Недаром Лидия была идеалистка и жизни не знала. Мысли о покойной так ее замучили, что она бросила уборку, спустилась к соседнему ларьку и купила бутылку водки. Еще не было случая, чтобы она в одиночестве пила. Но Лидия не представляла, как иначе можно помянуть усопшую. Теперь она уже корила себя, что не заказала отпеть тетку в церкви. Раньше ей сама эта мысль казалась кощунственной, а сейчас мучил вопрос — разве ты судья? Как там?… "Отпусти нам долги наши, как мы прощаем должников наших…" Мы готовы простить всех должников, когда они безликие, и не люди вовсе, а символ каких‑то там долгов. Неужели такие монстры, как ее тетушка, тоже достойны прощения?
Вторая рюмка водки обогатила новой мыслью. Пришедшая в голову идея была разумна и обжигающе правильна. Все эти драгоценности надо обратить в деньги, а на них выкупить у бандитов Фридмана. О, это вполне справедливо. Грязные деньги — грязным людям. Имя Фридмана вызвало новый прилив энергии, желание что‑то немедленно делать. Фридман — это ее золотой фонд, ее надежда. Вот сейчас она выпьет еще рюмку, и баста. С точки зрения поминальных традиций, этого вполне достаточно. А после этого сядет писать длинное и нежное письмо Фридману.
Вот только — Даша… В первую очередь Фридману надо сообщить, как поживает его драгоценная дочь, а уж потом разливаться соловьем в мечтах о светлом будущем. Она тут же набрала номер института. Девица на другом конце провода, что именно девица, а не дама, Лидия поняла по тону, наглому и раздраженному, мол, только от дела отрываете, сказала, что Даша Измайлова у них не работает.
— То есть как?
— Как, как? У нас каникулы. Я вообще вашей Даши не знаю.
— Она что, уволилась?
— Да уж, наверное, не просто так сбежала.

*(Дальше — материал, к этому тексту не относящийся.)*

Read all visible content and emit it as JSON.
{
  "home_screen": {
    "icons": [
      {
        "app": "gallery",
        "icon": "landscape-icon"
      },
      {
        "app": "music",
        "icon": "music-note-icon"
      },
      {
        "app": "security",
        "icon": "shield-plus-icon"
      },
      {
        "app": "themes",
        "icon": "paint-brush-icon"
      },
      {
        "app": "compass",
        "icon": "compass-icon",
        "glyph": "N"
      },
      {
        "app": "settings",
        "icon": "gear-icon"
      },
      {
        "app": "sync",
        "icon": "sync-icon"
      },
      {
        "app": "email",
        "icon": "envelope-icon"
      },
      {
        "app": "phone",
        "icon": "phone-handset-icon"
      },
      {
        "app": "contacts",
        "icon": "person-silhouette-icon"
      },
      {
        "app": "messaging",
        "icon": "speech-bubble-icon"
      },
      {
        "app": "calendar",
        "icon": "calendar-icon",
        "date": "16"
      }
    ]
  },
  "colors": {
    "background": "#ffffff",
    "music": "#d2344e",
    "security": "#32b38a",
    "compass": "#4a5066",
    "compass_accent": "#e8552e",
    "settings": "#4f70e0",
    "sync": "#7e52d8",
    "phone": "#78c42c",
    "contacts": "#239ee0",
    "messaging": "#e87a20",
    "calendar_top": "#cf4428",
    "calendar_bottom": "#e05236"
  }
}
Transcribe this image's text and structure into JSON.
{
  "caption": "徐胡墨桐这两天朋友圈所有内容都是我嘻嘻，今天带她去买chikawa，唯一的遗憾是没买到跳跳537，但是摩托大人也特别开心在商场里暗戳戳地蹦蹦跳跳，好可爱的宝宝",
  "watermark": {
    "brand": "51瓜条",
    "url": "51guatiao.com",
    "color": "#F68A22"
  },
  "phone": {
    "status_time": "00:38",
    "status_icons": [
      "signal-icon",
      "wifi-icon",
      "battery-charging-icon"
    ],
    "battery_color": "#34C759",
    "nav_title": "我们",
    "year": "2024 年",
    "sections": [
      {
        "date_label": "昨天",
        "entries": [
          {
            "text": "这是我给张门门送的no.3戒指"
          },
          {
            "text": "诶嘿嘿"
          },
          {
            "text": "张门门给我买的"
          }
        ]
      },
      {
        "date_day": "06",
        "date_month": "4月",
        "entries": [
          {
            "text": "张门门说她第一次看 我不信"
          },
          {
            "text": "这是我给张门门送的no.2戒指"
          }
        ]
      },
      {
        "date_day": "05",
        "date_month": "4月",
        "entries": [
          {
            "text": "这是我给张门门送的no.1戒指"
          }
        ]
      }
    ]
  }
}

Завтра Мария Федоровна будет на работе, у нее и узнаете.
Когда Лидия Кондратьевна набирала номер Пригова переулка, у нее дрожали руки. Она уговаривала себя, что это не от испуга, ничего с девочкой не случилось, и руки дрожат не от страха, просто она перепила. Тетка с того света шлет привет, гадит, как может. К телефону подошел какой‑то пьяный мужик:
— Нету Даши. Давно нету.
— А куда же она делась?
— Это вы у нее спросите. Мне она не докладывает. Комната ее закрытой с весны стоит. Вот здесь подсказывают — с марта.
— Как с марта? — завопила Лидия Кондратьевна, но мужик в Приговом уже повесил трубку.
Как — с марта? — спросила Лидия Кондратьевна уже себя. Она в апреле писала Фридману, что все благополучно, а в мае получила от него ответ. И оба были уверены, что Даша живет в Приговом переулке. Что же делать‑то? Лидия драматически заломила руки, но потом они привычно упали на колени.